One retired iOS dev shipped what Apple’s billion-dollar AI division couldn’t.

Why This Matters

This isn’t really about Clawdbot vs Siri. It’s about what’s now possible.

  • LLM APIs are commoditized: Claude, GPT, Gemini. They’re all accessible. The hard part isn’t intelligence anymore.

  • Messaging infrastructure exists: WhatsApp, Telegram, iMessage have APIs (official or not). You don’t need to build a new interface.

  • Local execution is viable: A Mac Mini runs this fine. No cloud costs, no data leaving your machine.

  • Open source compounds: 10.8K followers in two months. Community contributions. Shared plugins. The feedback loop is faster than any corporate roadmap.
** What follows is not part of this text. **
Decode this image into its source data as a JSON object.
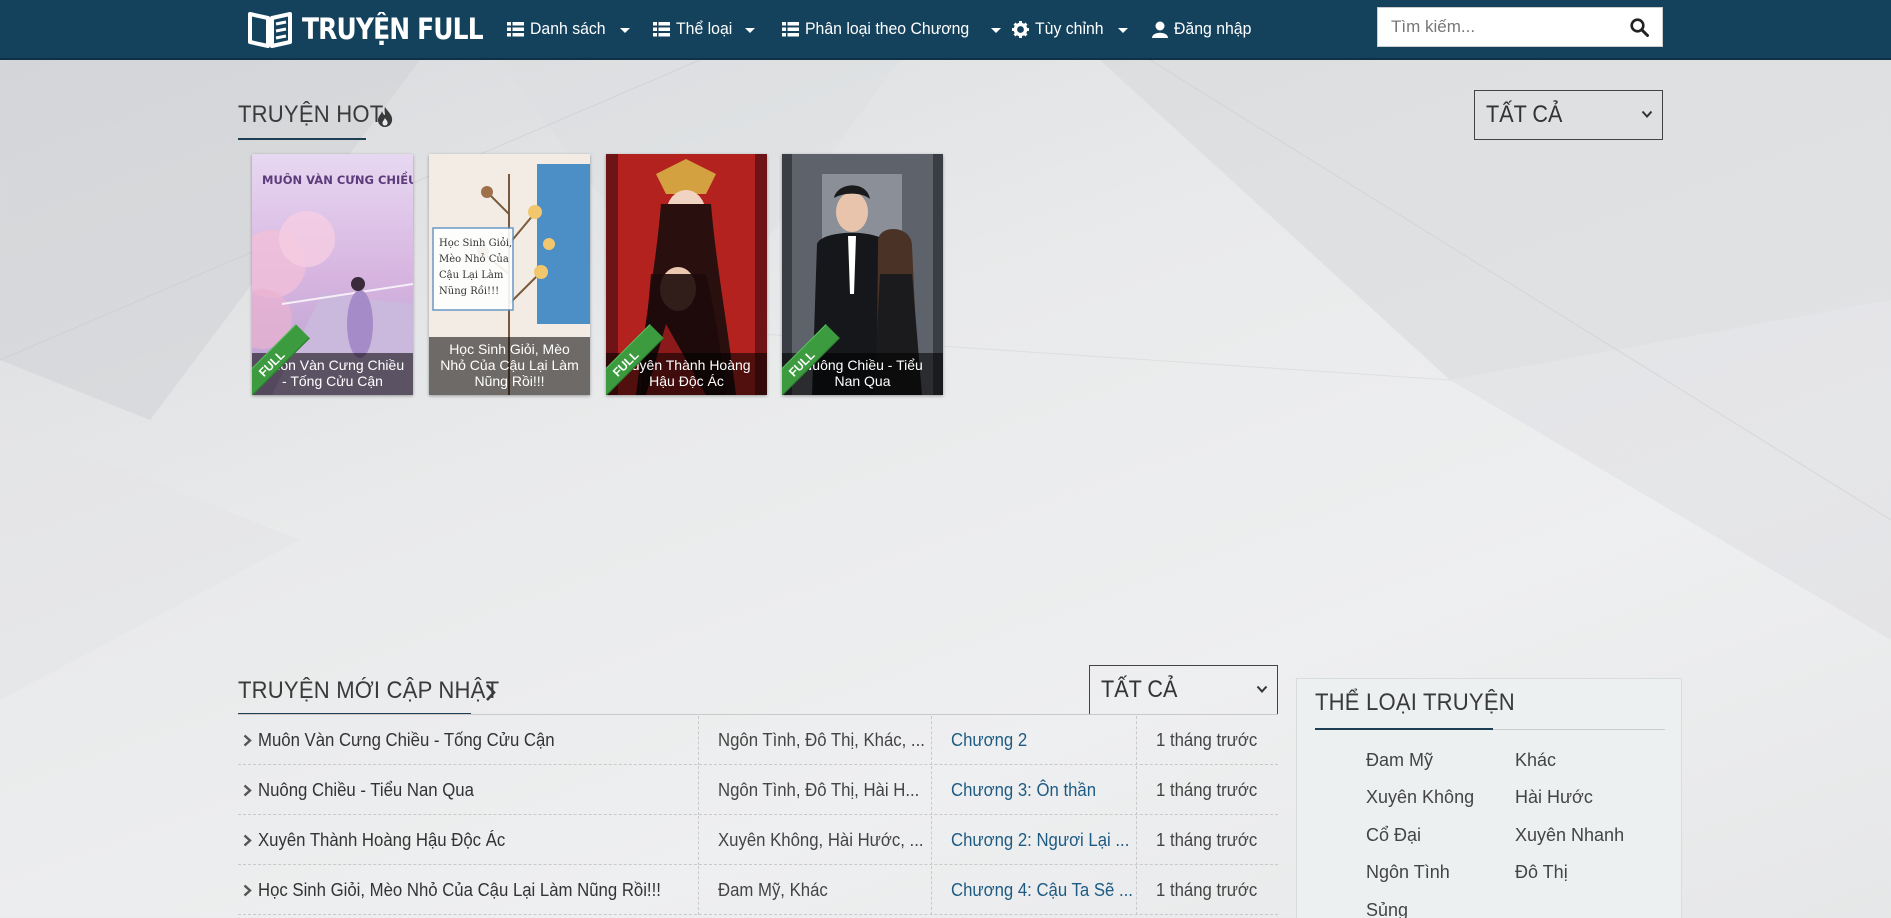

  • Incumbents aren’t building: Linear and Trello could have shipped an AI-native kanban years ago. They had the data, the users, the infrastructure. They didn’t. Now indie devs are doing it in weekends.

The tinkerer's laboratory

Clawdbot isn’t polished. It’s a power user tool that rewards experimentation. People are discovering capabilities by accident. That’s the energy Apple lost somewhere around iOS 10.

What Clawdbot Doesn’t Solve

The caveats are real:

  • Token costs add up: 180 million tokens isn’t cheap. Heavy users will spend real money on API calls.

  • LLM errors happen: Your bot will occasionally do something dumb. For low-stakes tasks, this is fine. For anything important, verify.

  • Security surface area: Local execution means your machine is the attack surface. Shell access is powerful and dangerous.

  • Not for normies: Setup requires command line comfort. This is a developer tool, not a consumer product.

  • Platform instability: Messaging app APIs change. WhatsApp could break tomorrow. iMessage integration requires workarounds.

The Final Irony

Apple still wins.

People are buying Mac Minis specifically to run the AI assistant Apple couldn’t build. The hardware sales go to Cupertino. Tim Cook doesn’t care why you bought the machine.

But here’s the thing: that’s fine. The point isn’t that Apple loses. The point is that one motivated developer with access to modern LLM APIs can build something useful faster than a trillion-dollar company’s internal AI team.

The moat was always imaginary. Open source just swam across.

Try It

clawd.bot for setup, GitHub for source. You’ll need a Claude API key and comfort with terminal commands.

No tutorial here. The lobster way is figuring it out yourself.